Another reason is that in recent history, most if not all German governments banning parties either were undemocratic, or turned out to dismantle democracy.

I meant here on HN. I seriously doubt there's a lot of AfD voters on HN =)
If someone has to save democracy by destroying it through thwarting its democratic processes, did they really save democracy?

To be clear, I do not welcome the resurgence of the far-right. But blaming voters for voting in ways you might not prefer is like a movie director blaming the public for not enjoying their movie or a chef blaming diners for not enjoying their cooking; it is utterly wrongheaded. The question for the left and centrist parties is how they have failed so utterly and pathetically in presenting a compelling case to the public to vote for them.

“What if Anakin Skywalker actually saved all the children by killing them?”

If you vote badly and that kills democracy, that’s just a risk you have to accept. If you believe in democracy you believe stupid people have a voice.

I think reasonable follow up for banning a party would be to automatically ban any party that even a single member voted in favour of the ban. And also bar any current members from those parties from holding up any elected role for rest of their lives.

Checks and balances. To ban someone you must be ready to fully give up your own political care. It seems just fair. This would ensure that bans only happen when people think they are absolutely needed.

There was a panic ~2016 about populist leaders ignoring democratic norms and imposing their own rules in spite of constitutions and other controls. And there had been some limited forays into that - Orban for example.

It feels to me now that the retaliation was way worse than the initial concern, ie the populist strongmen largely stayed within norms but we've since had authoritarian pushes from their political opponents, like this one, that are completely undemocratic but "justified" because they belive they're on the side of good. It won't end well.

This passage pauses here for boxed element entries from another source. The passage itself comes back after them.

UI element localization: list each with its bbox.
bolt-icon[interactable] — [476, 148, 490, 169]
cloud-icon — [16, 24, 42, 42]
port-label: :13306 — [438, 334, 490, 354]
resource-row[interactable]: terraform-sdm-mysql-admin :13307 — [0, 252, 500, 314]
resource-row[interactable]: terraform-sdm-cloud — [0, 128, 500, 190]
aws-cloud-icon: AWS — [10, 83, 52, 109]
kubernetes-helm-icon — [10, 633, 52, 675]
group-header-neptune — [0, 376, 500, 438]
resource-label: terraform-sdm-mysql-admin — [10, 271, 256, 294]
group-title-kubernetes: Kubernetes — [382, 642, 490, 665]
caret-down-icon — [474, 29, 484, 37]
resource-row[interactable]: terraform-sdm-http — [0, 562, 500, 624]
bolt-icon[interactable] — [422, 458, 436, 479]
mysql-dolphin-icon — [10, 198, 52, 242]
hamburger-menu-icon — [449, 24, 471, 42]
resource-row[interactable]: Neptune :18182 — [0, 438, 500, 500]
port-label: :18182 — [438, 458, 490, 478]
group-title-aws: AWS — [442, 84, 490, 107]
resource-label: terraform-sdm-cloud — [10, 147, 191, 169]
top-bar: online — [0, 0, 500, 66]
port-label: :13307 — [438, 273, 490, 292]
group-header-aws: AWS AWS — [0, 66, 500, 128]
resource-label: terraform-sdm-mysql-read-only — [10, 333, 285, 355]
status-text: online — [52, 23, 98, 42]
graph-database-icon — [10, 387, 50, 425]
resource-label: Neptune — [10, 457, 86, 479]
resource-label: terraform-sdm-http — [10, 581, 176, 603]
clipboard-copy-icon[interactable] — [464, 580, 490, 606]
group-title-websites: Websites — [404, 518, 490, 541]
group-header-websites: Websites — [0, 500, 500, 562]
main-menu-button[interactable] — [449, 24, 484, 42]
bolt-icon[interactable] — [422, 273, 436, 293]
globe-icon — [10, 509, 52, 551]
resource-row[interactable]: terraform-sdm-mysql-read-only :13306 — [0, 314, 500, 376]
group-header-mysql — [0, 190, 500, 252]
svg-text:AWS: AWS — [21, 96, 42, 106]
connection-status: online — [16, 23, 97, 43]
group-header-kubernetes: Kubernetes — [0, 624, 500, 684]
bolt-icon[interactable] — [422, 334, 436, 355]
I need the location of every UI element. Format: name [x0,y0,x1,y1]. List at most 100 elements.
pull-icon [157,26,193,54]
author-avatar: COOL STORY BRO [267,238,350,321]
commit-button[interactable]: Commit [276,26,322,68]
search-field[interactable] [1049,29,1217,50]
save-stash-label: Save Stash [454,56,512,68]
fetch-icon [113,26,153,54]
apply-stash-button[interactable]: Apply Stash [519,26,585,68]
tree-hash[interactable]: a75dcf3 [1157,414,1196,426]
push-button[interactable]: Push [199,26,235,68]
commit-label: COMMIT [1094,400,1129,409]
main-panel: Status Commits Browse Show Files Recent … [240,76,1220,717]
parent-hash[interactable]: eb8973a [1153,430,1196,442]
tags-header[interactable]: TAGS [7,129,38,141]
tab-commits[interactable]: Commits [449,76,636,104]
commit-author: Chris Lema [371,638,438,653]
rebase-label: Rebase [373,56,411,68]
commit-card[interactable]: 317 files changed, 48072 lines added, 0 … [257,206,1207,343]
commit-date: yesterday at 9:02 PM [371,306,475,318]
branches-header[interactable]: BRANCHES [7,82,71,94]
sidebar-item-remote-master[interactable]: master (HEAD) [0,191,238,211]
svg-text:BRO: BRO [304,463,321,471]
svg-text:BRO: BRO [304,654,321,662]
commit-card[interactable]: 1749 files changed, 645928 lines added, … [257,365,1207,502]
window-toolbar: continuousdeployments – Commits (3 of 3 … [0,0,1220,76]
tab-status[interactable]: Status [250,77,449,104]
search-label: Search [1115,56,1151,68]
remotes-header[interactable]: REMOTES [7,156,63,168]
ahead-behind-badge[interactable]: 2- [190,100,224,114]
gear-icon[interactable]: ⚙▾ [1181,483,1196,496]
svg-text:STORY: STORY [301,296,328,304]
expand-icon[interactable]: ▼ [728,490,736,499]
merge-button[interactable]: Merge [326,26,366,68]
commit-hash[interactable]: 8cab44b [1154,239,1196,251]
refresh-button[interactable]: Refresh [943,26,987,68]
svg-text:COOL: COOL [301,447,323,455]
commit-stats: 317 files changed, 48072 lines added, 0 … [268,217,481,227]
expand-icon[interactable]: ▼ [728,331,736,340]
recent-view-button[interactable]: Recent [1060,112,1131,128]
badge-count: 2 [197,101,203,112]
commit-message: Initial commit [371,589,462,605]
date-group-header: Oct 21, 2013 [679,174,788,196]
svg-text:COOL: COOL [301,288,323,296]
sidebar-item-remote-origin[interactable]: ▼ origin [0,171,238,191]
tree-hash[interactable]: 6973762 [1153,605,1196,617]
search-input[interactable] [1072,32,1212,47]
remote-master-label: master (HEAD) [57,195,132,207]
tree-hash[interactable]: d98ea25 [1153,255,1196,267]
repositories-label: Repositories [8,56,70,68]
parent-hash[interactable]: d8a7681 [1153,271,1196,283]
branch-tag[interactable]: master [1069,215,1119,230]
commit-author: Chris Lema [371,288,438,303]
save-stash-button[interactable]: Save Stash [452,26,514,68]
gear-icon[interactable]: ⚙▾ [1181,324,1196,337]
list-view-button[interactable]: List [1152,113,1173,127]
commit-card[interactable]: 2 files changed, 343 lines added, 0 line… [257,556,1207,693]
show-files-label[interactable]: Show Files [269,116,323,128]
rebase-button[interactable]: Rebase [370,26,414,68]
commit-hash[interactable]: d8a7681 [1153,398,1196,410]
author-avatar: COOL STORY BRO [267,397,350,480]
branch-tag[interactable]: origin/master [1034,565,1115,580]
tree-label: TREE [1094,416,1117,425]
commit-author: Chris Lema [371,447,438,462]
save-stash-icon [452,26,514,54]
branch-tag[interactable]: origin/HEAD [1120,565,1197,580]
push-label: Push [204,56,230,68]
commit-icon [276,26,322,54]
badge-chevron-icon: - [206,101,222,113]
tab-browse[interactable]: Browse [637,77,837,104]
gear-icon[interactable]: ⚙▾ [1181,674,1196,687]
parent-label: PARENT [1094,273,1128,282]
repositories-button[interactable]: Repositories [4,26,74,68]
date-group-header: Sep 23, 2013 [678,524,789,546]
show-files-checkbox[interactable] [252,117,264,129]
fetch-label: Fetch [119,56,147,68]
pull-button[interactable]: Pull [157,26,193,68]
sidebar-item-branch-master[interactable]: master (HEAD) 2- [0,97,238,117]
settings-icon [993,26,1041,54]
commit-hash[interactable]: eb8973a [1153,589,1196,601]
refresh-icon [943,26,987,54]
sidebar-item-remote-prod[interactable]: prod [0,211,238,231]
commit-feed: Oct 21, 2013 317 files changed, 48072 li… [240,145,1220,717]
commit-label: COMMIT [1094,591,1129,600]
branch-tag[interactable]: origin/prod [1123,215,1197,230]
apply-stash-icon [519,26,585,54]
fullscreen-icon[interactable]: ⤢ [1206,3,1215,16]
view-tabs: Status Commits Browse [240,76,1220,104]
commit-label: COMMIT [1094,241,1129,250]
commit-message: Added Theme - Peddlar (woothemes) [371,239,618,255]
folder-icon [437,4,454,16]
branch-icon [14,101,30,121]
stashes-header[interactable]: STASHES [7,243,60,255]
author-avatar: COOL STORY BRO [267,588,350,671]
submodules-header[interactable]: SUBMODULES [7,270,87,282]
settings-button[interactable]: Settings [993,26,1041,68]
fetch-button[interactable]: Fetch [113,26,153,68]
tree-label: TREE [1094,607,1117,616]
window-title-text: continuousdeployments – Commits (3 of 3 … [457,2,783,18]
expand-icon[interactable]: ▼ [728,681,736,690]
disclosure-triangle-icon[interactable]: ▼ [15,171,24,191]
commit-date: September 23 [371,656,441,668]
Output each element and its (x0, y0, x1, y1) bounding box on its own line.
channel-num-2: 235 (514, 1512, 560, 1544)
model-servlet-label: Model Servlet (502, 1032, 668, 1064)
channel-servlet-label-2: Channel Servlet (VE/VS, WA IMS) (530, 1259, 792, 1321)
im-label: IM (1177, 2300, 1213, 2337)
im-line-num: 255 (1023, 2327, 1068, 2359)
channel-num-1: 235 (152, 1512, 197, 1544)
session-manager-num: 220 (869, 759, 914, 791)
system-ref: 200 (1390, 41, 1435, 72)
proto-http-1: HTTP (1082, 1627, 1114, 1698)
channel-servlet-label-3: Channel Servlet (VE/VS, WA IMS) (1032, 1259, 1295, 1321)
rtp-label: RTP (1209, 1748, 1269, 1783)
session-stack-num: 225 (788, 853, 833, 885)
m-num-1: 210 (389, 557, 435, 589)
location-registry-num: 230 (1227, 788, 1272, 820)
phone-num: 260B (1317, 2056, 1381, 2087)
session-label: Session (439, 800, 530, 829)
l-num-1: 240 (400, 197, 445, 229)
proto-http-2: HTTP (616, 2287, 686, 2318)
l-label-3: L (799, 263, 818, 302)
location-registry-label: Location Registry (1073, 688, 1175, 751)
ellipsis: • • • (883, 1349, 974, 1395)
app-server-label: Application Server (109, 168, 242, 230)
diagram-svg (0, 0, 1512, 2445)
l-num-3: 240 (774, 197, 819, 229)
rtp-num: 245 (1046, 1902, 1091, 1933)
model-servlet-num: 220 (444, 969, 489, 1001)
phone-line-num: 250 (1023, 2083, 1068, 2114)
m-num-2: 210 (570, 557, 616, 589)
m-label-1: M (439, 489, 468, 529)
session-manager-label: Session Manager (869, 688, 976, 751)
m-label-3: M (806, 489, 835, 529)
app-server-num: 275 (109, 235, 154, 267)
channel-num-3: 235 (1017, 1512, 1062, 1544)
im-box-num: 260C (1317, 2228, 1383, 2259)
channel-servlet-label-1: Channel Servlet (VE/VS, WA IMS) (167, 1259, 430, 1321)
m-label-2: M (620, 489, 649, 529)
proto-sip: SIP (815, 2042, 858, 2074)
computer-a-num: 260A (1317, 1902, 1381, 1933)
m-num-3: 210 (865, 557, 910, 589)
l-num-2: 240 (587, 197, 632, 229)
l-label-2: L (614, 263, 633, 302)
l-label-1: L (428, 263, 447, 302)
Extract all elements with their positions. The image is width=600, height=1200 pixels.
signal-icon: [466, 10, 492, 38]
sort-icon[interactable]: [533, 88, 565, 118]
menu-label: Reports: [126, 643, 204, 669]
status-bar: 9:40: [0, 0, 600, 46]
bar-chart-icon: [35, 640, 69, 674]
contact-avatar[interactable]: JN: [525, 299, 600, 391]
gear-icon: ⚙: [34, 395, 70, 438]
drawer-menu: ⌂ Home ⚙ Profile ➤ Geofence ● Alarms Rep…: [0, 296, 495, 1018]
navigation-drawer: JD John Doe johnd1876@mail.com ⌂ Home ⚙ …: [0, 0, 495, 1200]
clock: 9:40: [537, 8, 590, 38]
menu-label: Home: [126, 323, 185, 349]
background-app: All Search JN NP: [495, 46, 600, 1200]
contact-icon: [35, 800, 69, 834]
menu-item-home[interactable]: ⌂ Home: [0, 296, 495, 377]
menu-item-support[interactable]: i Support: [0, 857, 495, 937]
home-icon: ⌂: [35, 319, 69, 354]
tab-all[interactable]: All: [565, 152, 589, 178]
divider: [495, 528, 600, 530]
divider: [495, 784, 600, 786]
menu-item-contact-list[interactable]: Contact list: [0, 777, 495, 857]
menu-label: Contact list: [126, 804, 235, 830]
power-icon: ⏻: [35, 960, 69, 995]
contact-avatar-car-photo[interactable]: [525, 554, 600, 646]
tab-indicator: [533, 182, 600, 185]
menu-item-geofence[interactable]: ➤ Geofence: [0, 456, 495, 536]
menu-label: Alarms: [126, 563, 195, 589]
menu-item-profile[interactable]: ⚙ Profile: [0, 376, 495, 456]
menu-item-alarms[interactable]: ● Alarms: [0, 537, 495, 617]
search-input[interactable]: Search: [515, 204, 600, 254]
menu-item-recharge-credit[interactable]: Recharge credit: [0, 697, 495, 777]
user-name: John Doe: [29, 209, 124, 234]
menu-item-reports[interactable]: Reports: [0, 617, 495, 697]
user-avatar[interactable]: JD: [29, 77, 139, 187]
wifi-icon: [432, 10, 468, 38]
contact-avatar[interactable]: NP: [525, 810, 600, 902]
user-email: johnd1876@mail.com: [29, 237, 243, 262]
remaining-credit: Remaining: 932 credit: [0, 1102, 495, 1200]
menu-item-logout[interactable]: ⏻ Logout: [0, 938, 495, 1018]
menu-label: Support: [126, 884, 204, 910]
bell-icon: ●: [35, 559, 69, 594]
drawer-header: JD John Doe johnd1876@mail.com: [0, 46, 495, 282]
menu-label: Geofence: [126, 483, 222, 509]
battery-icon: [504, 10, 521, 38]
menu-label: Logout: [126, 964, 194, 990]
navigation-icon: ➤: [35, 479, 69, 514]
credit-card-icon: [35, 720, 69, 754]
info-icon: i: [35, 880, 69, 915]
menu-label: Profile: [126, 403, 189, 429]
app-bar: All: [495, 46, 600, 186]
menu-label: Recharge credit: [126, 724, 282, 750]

> ... because they belive they're on the side of good..

Seems like such a large amount of disaster and misfortune have been caused by people because "We have God on Our Side". :(

Sorry, but why would the graph of the voting intention have completely wrong colors for the parties (except CDU)?

This was very confusing, as it looked like that AFD (normally blue) has the lowest voting intention meanwhile blue in the graph is "Left" which I think is the party "Die Linke" which is normally red.

Maybe improving policies of current parties would be making more sense?
We need to ban our political opposition for the sake of democracy

This reminds me of Justin Trudeau shutting down the bank account of the Trucker protestors. We need to lock out our opposition from accessing their bank accounts or from being able to pay their cellphone bill because democracy

What a shortsighted, dangerous and all around undemocratic concept. It's scary that Germany of all places would willingly play such a dangerous and disingenuous game.